Autoria de Lu Dias Carvalho

holofernes 1

Recebi encomenda de um quadro sobre o tema de Judite e Holofernes. Os meus predecessores representaram-no após, quando Judite apresenta a cabeça cortada num prato. Eu queria bem mostrar o ato em si. Uma prostituta minha conhecida posou para a Judite e a criada velha do cardeal pela seguinte. Um ferreiro fez Holophernes. Para a expressão da cara fui ver muitas execuções públicas e observei muito bem as cabeças cortadas tombadas e guardei as expressões de terror. (Caravaggio)

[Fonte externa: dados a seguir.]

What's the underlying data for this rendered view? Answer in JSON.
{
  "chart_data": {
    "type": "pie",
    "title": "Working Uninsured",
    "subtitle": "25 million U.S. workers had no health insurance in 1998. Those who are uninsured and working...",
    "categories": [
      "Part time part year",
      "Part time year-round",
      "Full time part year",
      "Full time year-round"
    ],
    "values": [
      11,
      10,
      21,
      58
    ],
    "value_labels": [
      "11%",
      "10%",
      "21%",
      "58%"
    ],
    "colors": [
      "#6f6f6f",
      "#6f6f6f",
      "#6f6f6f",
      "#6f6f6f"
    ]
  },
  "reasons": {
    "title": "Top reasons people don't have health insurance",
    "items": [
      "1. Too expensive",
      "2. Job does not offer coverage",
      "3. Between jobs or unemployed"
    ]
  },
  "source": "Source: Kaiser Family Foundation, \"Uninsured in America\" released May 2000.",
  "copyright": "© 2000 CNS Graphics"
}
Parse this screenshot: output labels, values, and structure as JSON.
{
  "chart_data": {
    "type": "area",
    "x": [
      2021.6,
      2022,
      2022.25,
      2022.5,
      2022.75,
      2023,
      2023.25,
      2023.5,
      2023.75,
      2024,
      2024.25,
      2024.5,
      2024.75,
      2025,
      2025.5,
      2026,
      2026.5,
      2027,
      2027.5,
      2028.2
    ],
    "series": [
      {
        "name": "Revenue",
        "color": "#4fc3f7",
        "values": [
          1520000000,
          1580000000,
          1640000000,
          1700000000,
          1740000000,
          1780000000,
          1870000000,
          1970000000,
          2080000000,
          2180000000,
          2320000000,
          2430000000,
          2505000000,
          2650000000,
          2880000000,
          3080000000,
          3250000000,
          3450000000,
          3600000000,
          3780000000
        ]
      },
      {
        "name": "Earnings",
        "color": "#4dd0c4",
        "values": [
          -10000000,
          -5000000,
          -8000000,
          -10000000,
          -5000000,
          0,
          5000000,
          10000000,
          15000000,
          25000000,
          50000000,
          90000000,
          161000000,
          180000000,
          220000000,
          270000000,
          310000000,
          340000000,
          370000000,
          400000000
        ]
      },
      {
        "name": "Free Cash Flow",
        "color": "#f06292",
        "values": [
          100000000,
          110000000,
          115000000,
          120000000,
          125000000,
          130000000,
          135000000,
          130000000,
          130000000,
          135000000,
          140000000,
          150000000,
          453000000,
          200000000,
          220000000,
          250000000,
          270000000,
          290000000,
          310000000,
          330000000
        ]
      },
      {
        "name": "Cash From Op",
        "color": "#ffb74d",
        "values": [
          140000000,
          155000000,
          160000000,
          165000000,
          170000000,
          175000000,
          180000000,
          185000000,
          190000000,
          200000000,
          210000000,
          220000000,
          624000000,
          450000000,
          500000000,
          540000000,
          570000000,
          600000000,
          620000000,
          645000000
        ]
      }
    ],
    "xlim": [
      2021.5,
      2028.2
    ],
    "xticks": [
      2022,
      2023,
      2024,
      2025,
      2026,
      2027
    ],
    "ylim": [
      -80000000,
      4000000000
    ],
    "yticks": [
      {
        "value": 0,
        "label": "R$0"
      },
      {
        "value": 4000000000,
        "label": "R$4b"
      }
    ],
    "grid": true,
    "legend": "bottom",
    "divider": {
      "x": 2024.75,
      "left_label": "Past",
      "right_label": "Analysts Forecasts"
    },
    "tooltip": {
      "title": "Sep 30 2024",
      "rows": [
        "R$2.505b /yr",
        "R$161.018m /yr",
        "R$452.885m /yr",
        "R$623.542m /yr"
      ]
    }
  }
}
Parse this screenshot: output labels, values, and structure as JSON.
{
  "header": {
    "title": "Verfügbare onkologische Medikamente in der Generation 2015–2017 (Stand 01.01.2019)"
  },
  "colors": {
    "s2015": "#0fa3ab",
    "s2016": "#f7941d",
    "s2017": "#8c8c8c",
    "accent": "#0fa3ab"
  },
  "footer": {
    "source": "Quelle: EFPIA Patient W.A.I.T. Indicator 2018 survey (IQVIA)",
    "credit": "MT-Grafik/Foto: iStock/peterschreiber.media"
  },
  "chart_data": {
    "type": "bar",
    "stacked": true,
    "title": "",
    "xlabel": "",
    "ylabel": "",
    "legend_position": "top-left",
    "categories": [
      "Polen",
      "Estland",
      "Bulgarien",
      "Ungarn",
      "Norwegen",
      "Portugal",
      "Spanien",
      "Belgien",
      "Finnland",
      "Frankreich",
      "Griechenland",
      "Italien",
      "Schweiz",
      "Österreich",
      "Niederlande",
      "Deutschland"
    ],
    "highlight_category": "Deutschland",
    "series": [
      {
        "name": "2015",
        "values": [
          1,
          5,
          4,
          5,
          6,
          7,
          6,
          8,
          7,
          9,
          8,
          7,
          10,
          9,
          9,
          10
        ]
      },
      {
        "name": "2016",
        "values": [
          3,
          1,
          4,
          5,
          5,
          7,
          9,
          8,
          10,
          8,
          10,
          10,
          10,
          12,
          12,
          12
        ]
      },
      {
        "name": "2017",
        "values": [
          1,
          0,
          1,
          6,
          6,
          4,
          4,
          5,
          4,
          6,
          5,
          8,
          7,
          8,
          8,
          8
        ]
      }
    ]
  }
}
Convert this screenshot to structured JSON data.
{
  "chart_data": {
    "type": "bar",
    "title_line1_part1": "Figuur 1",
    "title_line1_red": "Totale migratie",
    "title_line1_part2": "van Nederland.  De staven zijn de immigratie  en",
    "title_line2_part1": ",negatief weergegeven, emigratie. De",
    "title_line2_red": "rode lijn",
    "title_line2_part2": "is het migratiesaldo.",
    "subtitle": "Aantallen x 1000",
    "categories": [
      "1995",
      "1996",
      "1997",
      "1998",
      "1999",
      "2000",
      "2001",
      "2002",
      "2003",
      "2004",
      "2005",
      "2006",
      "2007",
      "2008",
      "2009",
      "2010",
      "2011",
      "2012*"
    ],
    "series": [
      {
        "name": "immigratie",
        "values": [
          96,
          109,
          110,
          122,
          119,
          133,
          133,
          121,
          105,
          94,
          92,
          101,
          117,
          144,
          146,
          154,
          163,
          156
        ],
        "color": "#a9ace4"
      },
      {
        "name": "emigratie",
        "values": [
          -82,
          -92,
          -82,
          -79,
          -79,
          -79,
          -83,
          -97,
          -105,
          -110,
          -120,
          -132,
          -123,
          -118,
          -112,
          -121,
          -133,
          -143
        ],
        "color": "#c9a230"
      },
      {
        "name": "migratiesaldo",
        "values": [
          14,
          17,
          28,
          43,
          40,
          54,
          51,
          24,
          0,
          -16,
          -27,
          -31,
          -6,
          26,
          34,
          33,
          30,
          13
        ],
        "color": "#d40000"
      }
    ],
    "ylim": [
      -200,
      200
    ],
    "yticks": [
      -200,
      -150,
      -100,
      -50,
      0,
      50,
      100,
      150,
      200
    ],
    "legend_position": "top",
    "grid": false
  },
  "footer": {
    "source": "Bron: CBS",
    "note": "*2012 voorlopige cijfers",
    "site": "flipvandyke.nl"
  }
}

Esta tela retrata a cena em que Judite, revoltada com as ameaças do general assírio — Holofernes — a seu povo, tentando obrigá-lo a adorar o rei assírio Nabucodonosor em vez de Javé, aproveita-se do estado de embriaguez do tirano, depois de seduzi-lo.  Aproxima-se de seu leito, segura-o pelos cabelos e decepa-lhe a cabeça, entregando-a para a serva que a joga num saco de provisões. Ela se converte depois em modelo para os judeus e em especial para os fanáticos religiosos.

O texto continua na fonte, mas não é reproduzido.